Speaker 1:You know we're in a day and age where there's so many options, there's so many options, there's so many options, and it's really about doing your self-care due diligence. That's why it's like I don't want you to beat yourself up or judge yourself for anything you decide to do, because we are living in a time where you could be anything, you can have anything, you can date anything, anyone, and sometimes people are not honest. So don't beat yourself up. It's what about you are honest about with yourself. There's no rule book that says they need to know where you live. There's no rule book that says they need to see pictures of your family, your social media account. You know there's no rule book and there's no guarantee they can know these things and still fuck you over.
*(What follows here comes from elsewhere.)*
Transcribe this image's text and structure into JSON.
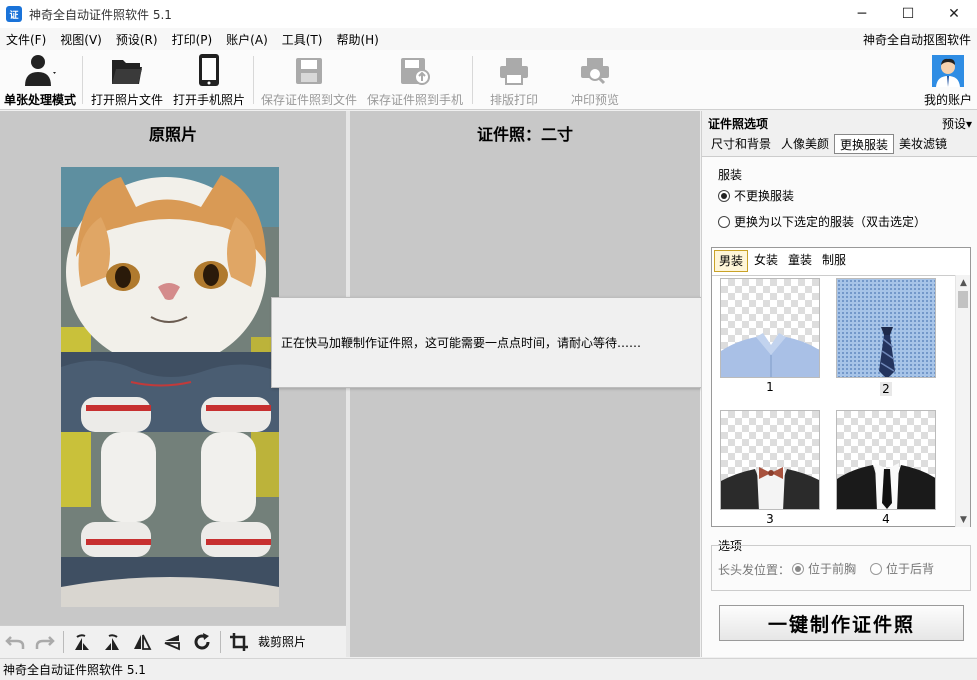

Speaker 1:And sometimes there are people who do that five years later. They're in it for the long term. There are people who will fuck you over within three to six months. Then there's people a year, two years. Then there's people three years. Then there's people was like well, it's too late. Now it's been 10, 10 years, plus two kids. What do you want me to do? And um, but there will always be signs, even if they're subtle. Or it's like one huge mess. But you're like well, you know, for the past several years it's been quiet. Am I going to leave? For one huge mess Depends on a mess, depends on the door you're willing to open. So there's short-term other people's problems and then there's long-term other people's problems. Do you want to be a third wheel? Do you want to be someone that you know well, you're their solution? I should really call this other people's solution, but I don't know. Other people's problem really ties in. You take it on. You take on their burden, you take on their pain. You know you grew up in a time where being the backbone and doing more than being appreciated was a flex and it's not.
Speaker 1:I remember when I went to a funeral and, um, they, they spoke about someone that I knew through marriage. You know we were related through marriage and laws and you know someone said that she always put herself last. And I remember just to myself, like, and I would, you know, I didn't really look at other people's faces, but for me it just stood out to me. And then in the speech, the lady who gave the eulogy, she felt horrible because she called her on her deathbed and the person said, can she call her back? She was like in a meeting or something and she didn't tell her why. She just said, okay, she'll talk to her soon or something, or whatever. I didn't remember that part, but it was subtle and to me it was just sad that person didn't stop what they had to do to talk to them. They didn't pick up one. She wasn't sounding the same, but at least she picked up the phone, you know, but it was just.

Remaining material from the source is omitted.